Judge halts an expansion

DENVER – A federal judge determined that regulators did not adequately assess the environmental impact from a proposed expansion of the Navajo Mine in New Mexico.

Farmington-based Navajo Transitional Energy Co. on the Navajo Nation applied to expand mining operations by about 12.7 million tons of coal at its Navajo Mine.

But a U.S. District Court judge in Denver ruled that the federal Office of Surface Mining Reclamation and Enforcement did not fully take into account the environmental impacts as a result of the expansion, which solely would feed the nearby Four Corners Power Plant.

Those assessments are governed by the National Environmental Policy Act.

Stakeholders have been ordered to attempt to reach an agreement. If no agreement is reached, then the parties must submit additional requests to the court by March 23 to determine an outcome to the expansion request.

At the very least, it is likely that the Office of Surface Mining will conduct a more expansive Environmental Impact Assessment if the case is not appealed.

Environmentalists filed a lawsuit in 2012 to block the expansion, focusing on mercury pollution from burning the mined coal.

U.S. District Court Judge John L. Kane said in a written ruling that the Office of Surface Mining improperly limited the scope of its environmental assessment by failing to consider the combustion-related impacts of the proposed expansion.

“Given the potentially significant impacts of mercury pollution, OSM’s failure to discuss or analyze the deleterious impacts of combustion-related mercury deposition in the area of the Four Corners Power Plant is troubling. At a minimum, it renders OSM’s analysis of the indirect effects of the proposed mine expansion insufficient,” Kane wrote.
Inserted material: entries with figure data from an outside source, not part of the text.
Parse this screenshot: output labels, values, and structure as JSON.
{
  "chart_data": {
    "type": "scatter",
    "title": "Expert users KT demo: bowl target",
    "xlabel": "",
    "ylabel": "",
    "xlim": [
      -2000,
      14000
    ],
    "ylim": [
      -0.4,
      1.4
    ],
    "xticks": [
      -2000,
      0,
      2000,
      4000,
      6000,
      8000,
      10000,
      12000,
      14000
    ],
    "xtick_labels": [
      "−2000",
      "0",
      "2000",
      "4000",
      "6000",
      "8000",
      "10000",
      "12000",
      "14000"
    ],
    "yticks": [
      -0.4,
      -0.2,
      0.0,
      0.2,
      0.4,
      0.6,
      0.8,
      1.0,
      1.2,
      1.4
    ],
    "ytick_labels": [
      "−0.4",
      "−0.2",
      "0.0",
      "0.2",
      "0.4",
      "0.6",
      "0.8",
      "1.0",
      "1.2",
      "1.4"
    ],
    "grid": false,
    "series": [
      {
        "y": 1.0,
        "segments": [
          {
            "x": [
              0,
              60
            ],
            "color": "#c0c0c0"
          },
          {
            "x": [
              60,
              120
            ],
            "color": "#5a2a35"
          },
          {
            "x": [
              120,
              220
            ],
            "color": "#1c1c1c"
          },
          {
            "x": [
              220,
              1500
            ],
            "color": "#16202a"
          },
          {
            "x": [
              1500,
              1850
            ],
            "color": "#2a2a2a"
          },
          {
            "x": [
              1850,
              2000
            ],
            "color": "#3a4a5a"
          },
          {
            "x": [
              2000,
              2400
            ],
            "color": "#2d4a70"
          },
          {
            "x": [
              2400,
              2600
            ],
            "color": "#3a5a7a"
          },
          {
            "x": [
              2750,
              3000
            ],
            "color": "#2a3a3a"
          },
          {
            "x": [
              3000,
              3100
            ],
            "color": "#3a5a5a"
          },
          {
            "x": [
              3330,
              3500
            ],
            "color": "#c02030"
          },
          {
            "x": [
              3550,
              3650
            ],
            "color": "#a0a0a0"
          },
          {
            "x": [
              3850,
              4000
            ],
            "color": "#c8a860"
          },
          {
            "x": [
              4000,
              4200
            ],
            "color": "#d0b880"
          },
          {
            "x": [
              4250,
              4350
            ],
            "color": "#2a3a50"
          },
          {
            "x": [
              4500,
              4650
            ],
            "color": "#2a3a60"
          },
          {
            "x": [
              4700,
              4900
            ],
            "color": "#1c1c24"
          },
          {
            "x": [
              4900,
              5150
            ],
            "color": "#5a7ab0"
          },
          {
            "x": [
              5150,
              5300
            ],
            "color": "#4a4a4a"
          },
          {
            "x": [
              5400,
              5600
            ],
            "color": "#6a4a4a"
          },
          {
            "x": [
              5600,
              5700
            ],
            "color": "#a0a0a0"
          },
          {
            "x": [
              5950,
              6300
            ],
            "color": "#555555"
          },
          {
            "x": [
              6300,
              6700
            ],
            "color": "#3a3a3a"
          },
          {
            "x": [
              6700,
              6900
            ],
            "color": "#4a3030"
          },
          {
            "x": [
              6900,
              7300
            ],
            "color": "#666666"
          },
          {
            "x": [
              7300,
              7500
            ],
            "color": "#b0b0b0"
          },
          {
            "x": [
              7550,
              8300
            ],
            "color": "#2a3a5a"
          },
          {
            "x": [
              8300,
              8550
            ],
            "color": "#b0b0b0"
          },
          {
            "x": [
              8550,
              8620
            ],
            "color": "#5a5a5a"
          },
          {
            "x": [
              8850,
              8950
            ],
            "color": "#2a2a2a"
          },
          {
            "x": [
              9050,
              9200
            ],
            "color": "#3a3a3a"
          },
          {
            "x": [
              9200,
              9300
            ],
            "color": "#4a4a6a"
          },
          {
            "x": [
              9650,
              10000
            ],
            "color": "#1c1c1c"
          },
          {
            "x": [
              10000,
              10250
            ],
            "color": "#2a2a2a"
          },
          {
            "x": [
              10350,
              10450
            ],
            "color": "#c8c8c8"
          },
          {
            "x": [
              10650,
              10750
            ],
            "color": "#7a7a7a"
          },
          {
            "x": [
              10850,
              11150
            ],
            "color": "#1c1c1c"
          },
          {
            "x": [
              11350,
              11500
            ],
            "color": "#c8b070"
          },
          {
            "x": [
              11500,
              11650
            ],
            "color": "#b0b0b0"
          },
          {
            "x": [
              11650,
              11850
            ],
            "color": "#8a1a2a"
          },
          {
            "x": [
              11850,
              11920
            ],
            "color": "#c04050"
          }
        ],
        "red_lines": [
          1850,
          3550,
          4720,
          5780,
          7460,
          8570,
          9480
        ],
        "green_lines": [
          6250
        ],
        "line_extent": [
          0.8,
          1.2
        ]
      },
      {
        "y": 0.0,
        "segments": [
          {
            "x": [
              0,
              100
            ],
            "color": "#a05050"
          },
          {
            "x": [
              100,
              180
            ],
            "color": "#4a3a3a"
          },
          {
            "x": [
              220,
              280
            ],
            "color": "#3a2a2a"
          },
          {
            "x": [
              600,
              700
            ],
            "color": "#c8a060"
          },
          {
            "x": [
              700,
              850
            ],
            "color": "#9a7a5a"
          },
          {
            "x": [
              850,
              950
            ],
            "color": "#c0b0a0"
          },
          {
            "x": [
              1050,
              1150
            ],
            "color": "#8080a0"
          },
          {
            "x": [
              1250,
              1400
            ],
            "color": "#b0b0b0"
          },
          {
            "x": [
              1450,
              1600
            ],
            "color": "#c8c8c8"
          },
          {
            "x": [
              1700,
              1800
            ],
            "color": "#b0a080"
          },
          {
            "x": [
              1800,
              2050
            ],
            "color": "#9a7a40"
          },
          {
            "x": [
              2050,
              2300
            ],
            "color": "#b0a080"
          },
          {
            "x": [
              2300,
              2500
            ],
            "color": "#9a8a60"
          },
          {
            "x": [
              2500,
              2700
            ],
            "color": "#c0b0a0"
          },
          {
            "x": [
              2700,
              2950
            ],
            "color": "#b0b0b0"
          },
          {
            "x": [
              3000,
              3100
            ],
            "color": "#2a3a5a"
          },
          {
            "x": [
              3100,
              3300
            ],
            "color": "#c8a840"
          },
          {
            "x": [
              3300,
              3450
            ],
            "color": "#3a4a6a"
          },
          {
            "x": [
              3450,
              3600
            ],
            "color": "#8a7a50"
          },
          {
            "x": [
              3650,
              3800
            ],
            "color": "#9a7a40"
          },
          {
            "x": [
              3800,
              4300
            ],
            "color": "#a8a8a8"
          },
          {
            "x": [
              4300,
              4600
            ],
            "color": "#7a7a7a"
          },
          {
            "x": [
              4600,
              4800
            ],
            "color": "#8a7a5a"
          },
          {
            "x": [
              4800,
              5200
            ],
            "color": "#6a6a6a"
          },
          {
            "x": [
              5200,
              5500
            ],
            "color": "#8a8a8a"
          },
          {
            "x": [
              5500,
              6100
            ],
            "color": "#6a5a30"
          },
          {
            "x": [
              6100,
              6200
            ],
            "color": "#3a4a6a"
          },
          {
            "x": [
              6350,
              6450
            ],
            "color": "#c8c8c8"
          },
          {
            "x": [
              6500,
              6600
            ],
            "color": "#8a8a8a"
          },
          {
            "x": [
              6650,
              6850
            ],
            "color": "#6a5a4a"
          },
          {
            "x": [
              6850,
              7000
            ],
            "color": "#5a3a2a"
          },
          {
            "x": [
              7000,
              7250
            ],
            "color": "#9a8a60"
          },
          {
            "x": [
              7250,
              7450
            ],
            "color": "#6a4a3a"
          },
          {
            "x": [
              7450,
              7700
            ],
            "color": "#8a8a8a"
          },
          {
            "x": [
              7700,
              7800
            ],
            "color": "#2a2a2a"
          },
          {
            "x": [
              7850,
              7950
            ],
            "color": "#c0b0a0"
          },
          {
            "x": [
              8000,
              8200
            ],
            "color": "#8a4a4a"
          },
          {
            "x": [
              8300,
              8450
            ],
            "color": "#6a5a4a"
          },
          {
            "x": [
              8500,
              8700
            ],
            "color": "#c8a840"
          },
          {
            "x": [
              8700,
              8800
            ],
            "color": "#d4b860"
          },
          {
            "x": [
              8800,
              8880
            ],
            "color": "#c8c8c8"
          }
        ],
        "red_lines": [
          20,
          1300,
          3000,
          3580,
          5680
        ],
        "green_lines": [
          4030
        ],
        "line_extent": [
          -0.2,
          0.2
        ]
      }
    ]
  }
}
Because the Navajo Mine exists for the sole purpose of feeding the Four Corners Power Plant, Kane said the environmental assessment also should have included potential pollution from the burning of the proposed additional coal itself, not just the impact from the mining.

“Because there is no uncertainty as to the location, the method or the timing of this combustion, it is possible to predict with certainty the combustion-related environmental impacts,” Kane wrote.

A spokesperson for Navajo Transitional Energy Company declined to comment because the case is ongoing.

OSM did not respond to a request for comment left by The Durango Herald.

Shiloh Hernandez, an attorney with the Western Environmental Law Center who represented environmental interests in the case, said the ruling is not unprecedented, pointing to several cases in which OSM was found to have been limited in its environmental assessments.

“OSM has tended to avoid looking at the inevitable combustion of coal when approving coal-mining expansions,” Hernandez said.

Meanwhile, environmental groups hailed the court ruling.

“Enough is enough,” said Colleen Cooley of Diné CARE, which represents residents near the power plant and mine. “It is time to move beyond coal and invest in clean energy for the sake of our communities and future generations.”